What Is the Minimum Available Product (MVP)?


The article launching a Startup without Technical Knowledge discussed that you must create the minimum available product (MVP) before expending to produce the main software to ensure that the final product will be successful.

This article describes the Minimum Viable Product’s definition, its difference from the demo and prototype, and the steps to build an MVP.



What Is Minimum Viable Product?

One of the essential concepts in entrepreneurship is the Minimum Viable Product, which is called MVP for short. The term refers to a product that has the minimum features necessary to offer it to the customer. MVP is a tool for testing hypotheses and learning in the entrepreneurial process.

In the Startup Owner’s Manual, Steve Blank defines MVP as “the least features that can help a customer get good feedback.”

And Eric Rice, author of Lean Startup, defines the concept: “A minimum product is a version of a new product that helps a team achieve maximum credible customer learning with minimal effort.”


According to the above, MVP is the least we can show the customer to see the feedback. Based on this, startup owners test their assumptions. So MVP is not necessarily an initial or incomplete version of the final product.

Creating a product with many features is challenging and time-consuming. It can also fail. But producing an MVP helps entrepreneurs test their hypothesis with minimal effort and cost. The minimum acceptable product has the necessary features to expand the product in the future.

Developers usually offer this product to a subset of potential customers. Through the feedback they receive, they can gain the right perspective on the prototype and marketing-related information. This prevents products from being not welcomed by customers.

The MVP vs. prototype vs. demo

  • MVP: We build the minimum acceptable product to test the business model and get feedback to learning from the customer.
  • Prototype: A prototype is a handmade version of the original product and tests its technical aspects in terms of production feasibility.
  • Demo: The demo version is an example of the original product that we provide to the customer after starting the business to familiarize him with the product’s functions.

As the compliments show, these three definitions are entirely different, and each has its own purposes.


The goals of an MVP

The main goals that the entrepreneur achieves from making MPV are as follows:

  • Testing the product hypotheses with minimal resources
  • Accelerating learning
  • Shortening product delivery time
  • Creating a prototype and developing its features in the future
  • Removing attributes that are not of interest to the customer.
  • Demonstrating the capabilities of the development team in creating the required product

Examples of MVP

A famous example of an MVP is the DropBox.

In 2007, Arash Ferdowsi and Drew Houston, the site’s founders, measured users’ interest by releasing a 2-minute video showing the value proposition before launching their product.

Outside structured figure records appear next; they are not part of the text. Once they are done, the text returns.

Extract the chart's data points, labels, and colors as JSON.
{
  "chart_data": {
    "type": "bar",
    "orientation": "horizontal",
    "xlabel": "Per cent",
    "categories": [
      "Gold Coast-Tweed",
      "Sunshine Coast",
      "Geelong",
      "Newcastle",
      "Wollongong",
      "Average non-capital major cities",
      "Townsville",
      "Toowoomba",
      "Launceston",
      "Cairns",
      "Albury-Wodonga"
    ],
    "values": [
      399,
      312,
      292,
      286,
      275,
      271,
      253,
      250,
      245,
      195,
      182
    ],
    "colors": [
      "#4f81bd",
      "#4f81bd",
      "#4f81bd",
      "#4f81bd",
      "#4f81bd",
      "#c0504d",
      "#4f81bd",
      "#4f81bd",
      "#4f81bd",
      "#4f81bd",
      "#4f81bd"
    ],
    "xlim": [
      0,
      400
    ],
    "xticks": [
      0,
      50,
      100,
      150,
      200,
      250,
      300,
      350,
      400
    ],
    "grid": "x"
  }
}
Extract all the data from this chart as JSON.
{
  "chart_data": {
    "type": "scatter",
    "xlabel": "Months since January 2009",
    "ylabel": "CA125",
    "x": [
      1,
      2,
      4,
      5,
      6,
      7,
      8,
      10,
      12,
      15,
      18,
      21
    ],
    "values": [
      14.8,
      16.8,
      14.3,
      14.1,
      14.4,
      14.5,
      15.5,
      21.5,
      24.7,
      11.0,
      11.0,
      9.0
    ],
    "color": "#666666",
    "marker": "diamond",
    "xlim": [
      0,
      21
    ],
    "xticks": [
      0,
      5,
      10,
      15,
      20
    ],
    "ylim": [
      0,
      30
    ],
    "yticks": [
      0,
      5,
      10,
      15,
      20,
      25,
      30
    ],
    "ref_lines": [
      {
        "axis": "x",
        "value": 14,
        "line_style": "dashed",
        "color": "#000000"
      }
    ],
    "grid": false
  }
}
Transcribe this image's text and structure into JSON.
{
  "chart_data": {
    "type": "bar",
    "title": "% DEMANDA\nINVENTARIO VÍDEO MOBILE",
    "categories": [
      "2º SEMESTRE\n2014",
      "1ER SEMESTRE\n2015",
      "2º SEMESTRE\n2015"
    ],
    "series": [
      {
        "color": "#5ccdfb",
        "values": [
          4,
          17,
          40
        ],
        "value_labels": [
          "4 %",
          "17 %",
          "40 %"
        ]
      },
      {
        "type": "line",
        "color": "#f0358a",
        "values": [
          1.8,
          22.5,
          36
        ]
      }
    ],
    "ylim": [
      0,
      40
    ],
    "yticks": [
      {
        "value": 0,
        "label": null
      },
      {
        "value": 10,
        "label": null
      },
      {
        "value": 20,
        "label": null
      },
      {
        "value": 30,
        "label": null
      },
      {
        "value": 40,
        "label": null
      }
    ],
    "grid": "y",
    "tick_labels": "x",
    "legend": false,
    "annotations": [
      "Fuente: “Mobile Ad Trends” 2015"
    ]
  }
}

MVP brought them 75,000 requests to use a product that did not yet exist!


Steps to build an MPV for a site

In the lean startup, we have a Build-Measure-Learn loop. Minimum Acceptable Product is the fastest and easiest way to go through this loop. It gives the customer a product that is valuable, economical, and credible to meets his needs.

Step # 1- Discovering Your Purpose

Put yourself in the customer’s shoes and ask yourself two questions:

  • Why do I need this product?
  • How does this product help me?

  The answers determine the customer needs and the purpose of building the product.

Step # 2- Get to know your competitors.

If there are software and products similar to yours on the market, you need to analyze them well and find their strengths and weaknesses.

Step # 3: Specify user flow to build an MPV

To build an MPV, Determine the path that the customer is going through to reach their goal. For example, if your idea is to produce software to organize people’s daily purchases: finding the items, buying them, managing orders, and delivering them are your user flow. At this stage, do not focus on the details and only establish a comfortable and attractive path for the user.


Step# 4: Make a list of essentials.

Once you have determined the customer flow, you should list the essential features of each section to build an MPV. Put the most needed features at the top and the less important ones at the bottom. Finally, build the details according to the features’ priority. Don’t forget that you have to take care of everything on your list.

Step #5: Build, try, and change.

Once you determined the initial design, it is time to try it out. This section contains two phases: alpha and beta.

 In the alpha section, engineers test the quality of the software and discuss its problems. After fixing the issues and in the beta section, the product will be available to users, and their feedback will be reviewed within 1 or 2 weeks. Finally, engineers solve the problems to produce the final software.  They may repeat the testing and learning process several times to make a perfect product.

Keep in mind that if you are a non-technical founder, you should seek help from a third party at this stage.